Excel BI - PowerQuery Challenge 181

excel-challenges
power-query
5/1/2014 Data1 Data2 Data3 Date Name
Published

March 24, 2026

Illustration for Excel BI - PowerQuery Challenge 181

Challenge Description

5/1/2014 Data1 Data2 Data3 Date Name

Solutions

library(tidyverse)
library(openxlsx2)

file_path = "Power Query/PQ_Challenge_181.xlsx"

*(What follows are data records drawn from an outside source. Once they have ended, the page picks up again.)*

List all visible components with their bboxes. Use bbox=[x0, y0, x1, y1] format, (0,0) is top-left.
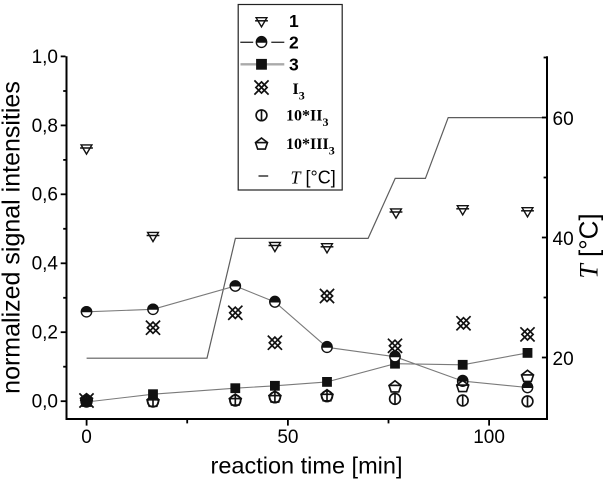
svg-text:0,0: 0,0 bbox=[32, 392, 58, 413]
svg-text:0: 0 bbox=[81, 427, 92, 448]
svg-text:0,2: 0,2 bbox=[32, 323, 58, 344]
svg-text:0,6: 0,6 bbox=[32, 185, 58, 206]
svg-text:3: 3 bbox=[289, 55, 299, 75]
svg-text:1: 1 bbox=[289, 11, 299, 31]
svg-text:0,4: 0,4 bbox=[32, 254, 59, 275]
svg-text:100: 100 bbox=[473, 427, 505, 448]
svg-text:reaction time [min]: reaction time [min] bbox=[211, 453, 403, 479]
svg-text:40: 40 bbox=[553, 229, 574, 250]
svg-text:1,0: 1,0 bbox=[32, 47, 58, 68]
svg-text:0,8: 0,8 bbox=[32, 116, 58, 137]
svg-text:normalized signal intensities: normalized signal intensities bbox=[0, 81, 26, 394]
svg-text:60: 60 bbox=[553, 109, 574, 130]
svg-text:2: 2 bbox=[289, 33, 299, 53]
svg-text:10*III3: 10*III3 bbox=[286, 136, 335, 158]
svg-text:10*II3: 10*II3 bbox=[286, 108, 328, 130]
svg-text:50: 50 bbox=[277, 427, 298, 448]
svg-text:T [°C]: T [°C] bbox=[574, 213, 604, 278]
svg-text:20: 20 bbox=[553, 349, 574, 370]
svg-text:T [°C]: T [°C] bbox=[291, 168, 336, 188]
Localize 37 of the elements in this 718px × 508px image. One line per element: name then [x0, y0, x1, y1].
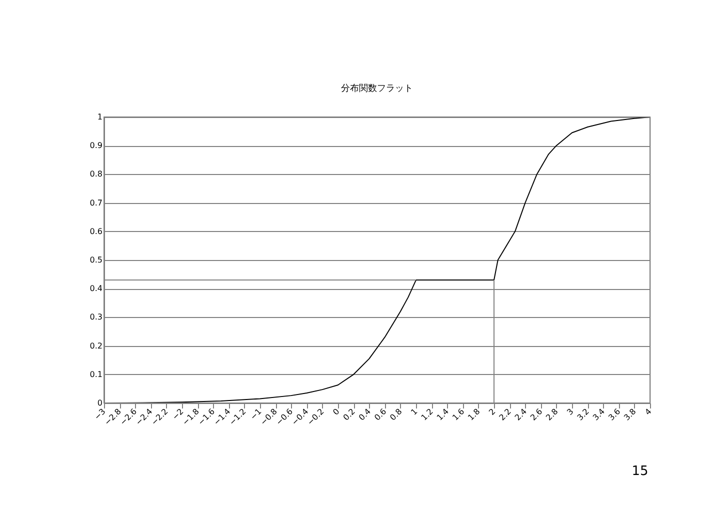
y-tick-label: 0.8	[90, 170, 102, 179]
x-tick-label: 1.8	[466, 406, 482, 422]
x-tick-label: −2	[170, 406, 186, 422]
x-tick-label: 1.2	[420, 406, 435, 422]
x-tick-label: −1	[248, 406, 264, 422]
text: 15	[632, 464, 648, 479]
x-tick-label: 4	[643, 406, 654, 417]
x-tick-label: 1.4	[435, 406, 451, 422]
x-tick-label: 2.4	[513, 406, 529, 422]
y-tick-label: 1	[97, 112, 102, 122]
y-tick-label: 0.1	[90, 370, 102, 379]
x-tick-label: 0.8	[388, 406, 404, 422]
y-tick-label: 0.4	[90, 284, 102, 294]
x-tick-label: 2.6	[528, 406, 544, 422]
x-tick-label: 3.2	[576, 406, 591, 422]
x-tick-label: 1.6	[450, 406, 466, 422]
y-tick-label: 0.2	[90, 341, 102, 350]
y-tick-label: 0.7	[90, 198, 102, 208]
x-tick-label: 0.2	[342, 406, 357, 422]
x-tick-label: 0	[331, 406, 342, 417]
x-tick-label: 2.2	[498, 406, 513, 422]
y-tick-label: 0	[97, 398, 102, 408]
x-tick-label: 1	[409, 406, 420, 417]
y-tick-label: 0.6	[90, 226, 102, 236]
x-tick-label: 3.6	[606, 406, 622, 422]
y-tick-label: 0.9	[90, 141, 102, 150]
x-tick-label: 2.8	[544, 406, 560, 422]
x-tick-label: 0.6	[372, 406, 388, 422]
y-tick-label: 0.5	[90, 256, 102, 264]
x-tick-label: 2	[487, 406, 498, 417]
chart-title: 分布関数フラット	[341, 83, 413, 94]
x-tick-label: 3.4	[591, 406, 607, 422]
x-tick-label: −3	[92, 406, 108, 422]
x-tick-label: 3.8	[622, 406, 638, 422]
y-tick-label: 0.3	[90, 312, 102, 322]
x-tick-label: 3	[565, 406, 576, 417]
x-tick-label: 0.4	[357, 406, 373, 422]
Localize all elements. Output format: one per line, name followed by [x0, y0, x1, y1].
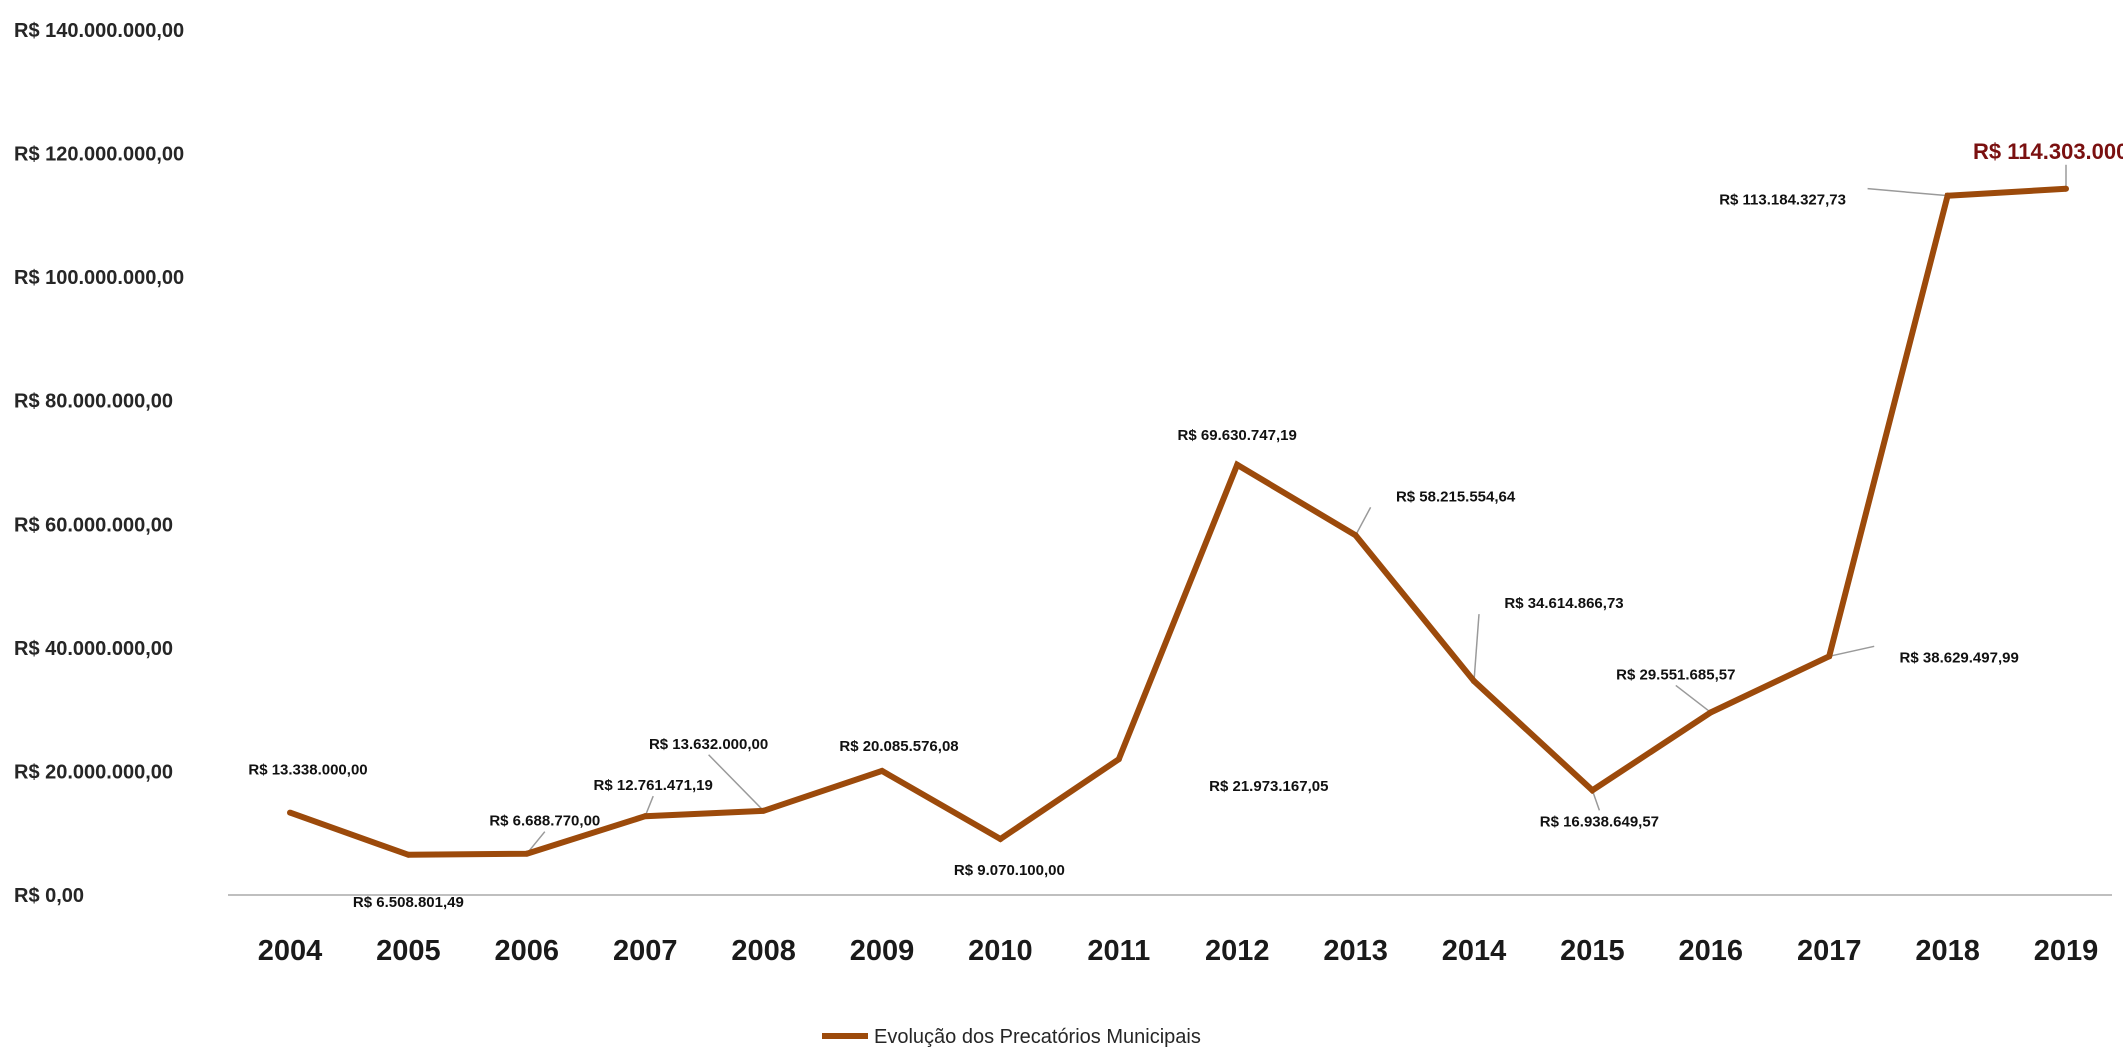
x-tick-label: 2015 [1560, 935, 1625, 967]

input = wb_read(file_path, col_names = FALSE, rows = 1:11, cols = "A:D")
test  = wb_read(file_path, col_names = TRUE, rows = 1:20, cols = "F:I")


result = input %>%
  mutate(Date = ifelse(str_detect(A, "\\d"), A, NA)) %>%
  fill(Date) %>%
  set_names(c("Name", "Data1", "Data2", "Data3", "Date")) %>%
  pivot_longer(-c("Name","Date"), names_to = "Data", values_to = "Value") %>%
  mutate(Date = ifelse(str_detect(Date, ".*\\d{4}$"), mdy(Date), ymd(Date)) %>% as.Date(),
         Value = as.numeric(Value)) %>%
  na.omit() %>%
  select(2,1,3,4)

all.equal(result, test, check.attributes = FALSE)
# [1] TRUE
  • Logic:

    • Reads the workbook range needed for the challenge

    • Reshapes the data into the structure required by the result table

    • Builds helper columns that drive the final output

    • Uses direct pattern parsing where the workbook encodes logic in text

  • Strengths:

    • The R solution stays close to the workbook logic and keeps the transformation compact.
  • Areas for Improvement:

    • The code assumes the workbook layout and selected ranges remain stable.
  • Gem:

    • The best part of the solution is choosing the right intermediate shape before formatting the final output.
import pandas as pd
import re

file_path = "PQ_Challenge_181.xlsx"

input = pd.read_excel(file_path, header=None, nrows=11, usecols="A:D")
test = pd.read_excel(file_path, header=0, nrows=20, usecols="F:I").sort_values(by=["Date", "Name", "Data"]).reset_index(drop=True)

result = input.copy()
result.columns = ["Name", "Data1", "Data2", "Data3"]
result["Date"] = result["Name"].apply(lambda x: x if re.search(r"\d", str(x)) else None)
result["Date"].fillna(method="ffill", inplace=True)
result = result.melt(id_vars=["Name", "Date"], var_name="Data", value_name="Value")
result["Date"] = result["Date"].apply(lambda x: pd.to_datetime(x, format="%m/%d/%Y") if re.search(r".*\d{4}$", str(x)) else pd.to_datetime(x))
result["Value"] = pd.to_numeric(result["Value"], errors="coerce")
result.dropna(inplace=True)
result = result.reset_index(drop=True)
result["Value"] = result["Value"].astype("int64")
result = result[["Date", "Name", "Data", "Value"]].sort_values(by=["Date", "Name", "Data"]).reset_index(drop=True)

print(result.equals(test)) # True
  • Logic:

    • Reads the workbook range needed for the challenge

    • Reshapes the data into the structure required by the result table

    • Uses direct pattern parsing where the workbook encodes logic in text

  • Strengths:

    • The Python version follows the same workbook rule in a direct pandas-oriented implementation.
  • Areas for Improvement:

    • As with the R version, any workbook layout change would require small adjustments.
  • Gem:

    • The implementation stays close to the source challenge instead of adding unnecessary abstraction.

Difficulty Level

This task is moderate:

  • It combines reshaping, grouping, or parsing steps that are common in Power Query style problems.

  • The main challenge is reproducing the workbook output structure exactly.